Sequencing of the genomes allowed the development of primers facilitating further investigation of the prevalence of the viruses in lice but also salmon tissue. RT-PCR revealed that all lice developmental stages were positive for the viruses but the highest levels occurred in the adults. In situ hybridisation of the tissue showed the presence of both viral mRNA and DNA in the lice with all lice being positive for at least one virus. However, ovaries and eggs only contained the viral mRNA. In comparison, the viruses were absent or only occurred only at low levels in most fish tissues. In contrast high levels of e viruses occurred at the lice attachment sites. Indicating that the lice maybe injecting the virus into the salmon. The authors postulated the lice could doing this on purpose. By using the viruses in some manner to suppress the rejection of the attached parasite by the host. However, the viruses were unable to replicate in fish cell lines and are genetically distant from rhabdoviruses that can. On balance, it seems more likely the viruses just happens to circulate into the host as it reaches high levels in the lice.
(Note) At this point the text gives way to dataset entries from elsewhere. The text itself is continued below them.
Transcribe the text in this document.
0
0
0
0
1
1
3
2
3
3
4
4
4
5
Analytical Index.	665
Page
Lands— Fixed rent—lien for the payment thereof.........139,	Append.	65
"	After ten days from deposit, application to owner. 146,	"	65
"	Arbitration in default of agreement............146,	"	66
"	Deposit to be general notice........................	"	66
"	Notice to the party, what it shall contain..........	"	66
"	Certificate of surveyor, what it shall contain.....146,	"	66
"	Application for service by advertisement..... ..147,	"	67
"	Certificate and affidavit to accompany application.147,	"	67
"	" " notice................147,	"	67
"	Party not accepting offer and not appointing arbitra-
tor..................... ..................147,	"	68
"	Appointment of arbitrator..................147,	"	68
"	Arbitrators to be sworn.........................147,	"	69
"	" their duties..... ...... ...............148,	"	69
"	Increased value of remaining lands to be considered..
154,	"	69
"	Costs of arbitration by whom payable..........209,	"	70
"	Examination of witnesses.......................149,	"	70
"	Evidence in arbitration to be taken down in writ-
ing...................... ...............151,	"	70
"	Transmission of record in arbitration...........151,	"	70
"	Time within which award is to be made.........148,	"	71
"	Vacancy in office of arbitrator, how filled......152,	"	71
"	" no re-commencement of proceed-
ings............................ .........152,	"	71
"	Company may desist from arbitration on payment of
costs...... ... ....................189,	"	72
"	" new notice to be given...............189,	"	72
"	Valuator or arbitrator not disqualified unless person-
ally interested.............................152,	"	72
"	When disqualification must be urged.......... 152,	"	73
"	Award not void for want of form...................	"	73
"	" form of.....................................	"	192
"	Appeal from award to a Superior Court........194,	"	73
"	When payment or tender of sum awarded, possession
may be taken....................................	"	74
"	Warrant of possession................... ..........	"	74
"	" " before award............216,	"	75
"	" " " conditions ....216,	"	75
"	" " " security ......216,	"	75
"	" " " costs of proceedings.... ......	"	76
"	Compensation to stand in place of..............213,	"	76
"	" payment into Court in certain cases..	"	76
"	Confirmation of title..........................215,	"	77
Overall, I found this publication extremely interesting. I was however disappointed they did not discuss the bio-control potential of the viruses further. Clearly, a number of questions need to be asked next. Firstly, how deadly are these viruses? Secondly, how specific are they and do they hit non-target crustacean species? Most importantly, the potential role of the virus as an immunosuppressant must be investigated to rule out any danger to the fish themselves. In conclusion, lice are on the rise and viruses could play an important role in preventing an aquaculture apocalypse.

Reference: Økland, A.L., Nylund, A., Øvergard, A-C., Blindheim, S., Watanabe, K., Grotmol, S., Arnesen, C-E. and Plarre, H. (2014). Genomic Characterisation and Phylogenetic Position of Two New Species in Rhabdoviridae infecting the Parasitic Copepod, Salmon Louse (Lepeophtheirus salmonis). PLOS One, 9(11), e112517.